Это была разница, которую Волков отмечал без слов: его иконка отзывалась на батальон, а не на штаб.
— Дмитрий Алексеевич.
— Да, Аскинадзе.
— Я за всю войну стоял в шести строях. Я знаю, какой строй стоит долго, а какой — недолго. Этот будет стоять.
— Будем смотреть.
— Будем смотреть.
В четверть одиннадцатого вечера у шлагбаума остановилась лошадь. Часовой окликнул, всадник назвался — посыльный оперативного отдела штаба Маньчжурских армий, в собственные руки капитану Волкову, по распоряжению господина подполковника Якубовича.
Огнев привёл его к палатке.
Волков встретил посыльного у входа. Посыльный был молод — лет двадцати, в тяжёлом штабном плаще, с кожаной сумкой через плечо. Он откинул сумку, достал пакет, передал из рук в руки. Лицо у него под фуражкой было спокойное — такое, какое бывает у людей, не любопытствующих о содержании того, что они везут.
— Ваше благородие. От господина подполковника.
— Расписка — у меня в палатке. Зайдите.
Они вошли. Аскинадзе уже был у стола — поднялся с раскладного стула, отдал честь посыльному, протянул лист расписки.

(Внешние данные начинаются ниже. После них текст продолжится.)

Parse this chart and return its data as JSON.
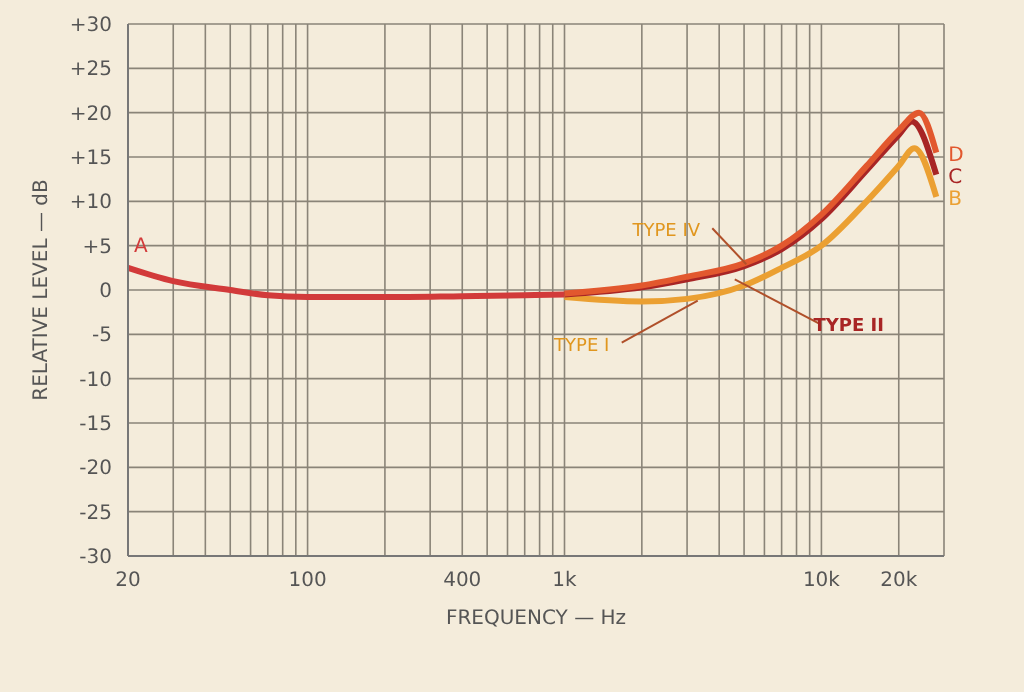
{
  "chart_data": {
    "type": "line",
    "xlabel": "FREQUENCY — Hz",
    "ylabel": "RELATIVE LEVEL — dB",
    "log": "x",
    "xlim": [
      20,
      30000
    ],
    "xticks": [
      20,
      100,
      400,
      {
        "value": 1000,
        "label": "1k"
      },
      {
        "value": 10000,
        "label": "10k"
      },
      {
        "value": 20000,
        "label": "20k"
      }
    ],
    "ylim": [
      -30,
      30
    ],
    "yticks": [
      {
        "value": -30,
        "label": "-30"
      },
      {
        "value": -25,
        "label": "-25"
      },
      {
        "value": -20,
        "label": "-20"
      },
      {
        "value": -15,
        "label": "-15"
      },
      {
        "value": -10,
        "label": "-10"
      },
      {
        "value": -5,
        "label": "-5"
      },
      0,
      {
        "value": 5,
        "label": "+5"
      },
      {
        "value": 10,
        "label": "+10"
      },
      {
        "value": 15,
        "label": "+15"
      },
      {
        "value": 20,
        "label": "+20"
      },
      {
        "value": 25,
        "label": "+25"
      },
      {
        "value": 30,
        "label": "+30"
      }
    ],
    "grid": true,
    "marker": "none",
    "line_style": "solid",
    "series": [
      {
        "name": "A",
        "color": "#d23a3a",
        "x": [
          20,
          30,
          50,
          70,
          100,
          200,
          400,
          700,
          1000
        ],
        "values": [
          2.5,
          1,
          0,
          -0.6,
          -0.8,
          -0.8,
          -0.7,
          -0.6,
          -0.5
        ]
      },
      {
        "name": "B",
        "color": "#eba032",
        "x": [
          1000,
          2000,
          3000,
          5000,
          7000,
          10000,
          15000,
          20000,
          23000,
          28000
        ],
        "values": [
          -0.8,
          -1.3,
          -1,
          0.5,
          2.5,
          5,
          10,
          14,
          16,
          10.5
        ]
      },
      {
        "name": "C",
        "color": "#a82525",
        "x": [
          1000,
          2000,
          3000,
          5000,
          7000,
          10000,
          15000,
          20000,
          22500,
          28000
        ],
        "values": [
          -0.5,
          0.3,
          1.2,
          2.7,
          4.6,
          8,
          13.5,
          17.5,
          19,
          13
        ]
      },
      {
        "name": "D",
        "color": "#e2582e",
        "x": [
          1000,
          2000,
          3000,
          5000,
          7000,
          10000,
          15000,
          20000,
          24000,
          28000
        ],
        "values": [
          -0.4,
          0.5,
          1.5,
          3,
          5,
          8.5,
          14,
          18,
          20,
          15.5
        ]
      }
    ],
    "annotations": [
      {
        "text": "TYPE IV",
        "x": 5100,
        "y": 2.9
      },
      {
        "text": "TYPE II",
        "x": 4600,
        "y": 1.2
      },
      {
        "text": "TYPE I",
        "x": 3300,
        "y": -1.2
      }
    ]
  }
}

Расписка была подписана. Посыльный вышел.
Аскинадзе встал у входа.
Пакет был тонкий. Печатей — две: одна оперативного отдела, другая — личная Якубовича, тонким воском, без украшений. Подпись на лицевой стороне — рукой Якубовича. Не Заславского. Самого.
Волков сломал обе печати. Развернул лист.
Лист был один.
Капитан.
По итогам работы оперативного отдела за период 9–10 апреля 1905 г. ст. ст., доложенным сегодня командующему в восемнадцать ноль-ноль, сообщаю.
Сведения, представленные вами на оперативном совещании 8 апреля, в части перемещений противника на правом крыле — частично подтверждаются. По донесениям казачьих разъездов 9–10 апреля у Дашичао и у Сыфантай зафиксировано усиление японских частей сверх ранее представленного. По телеграфным перехватам — без однозначных подтверждений. По агентурному каналу — одно совпадение, одно противоречие.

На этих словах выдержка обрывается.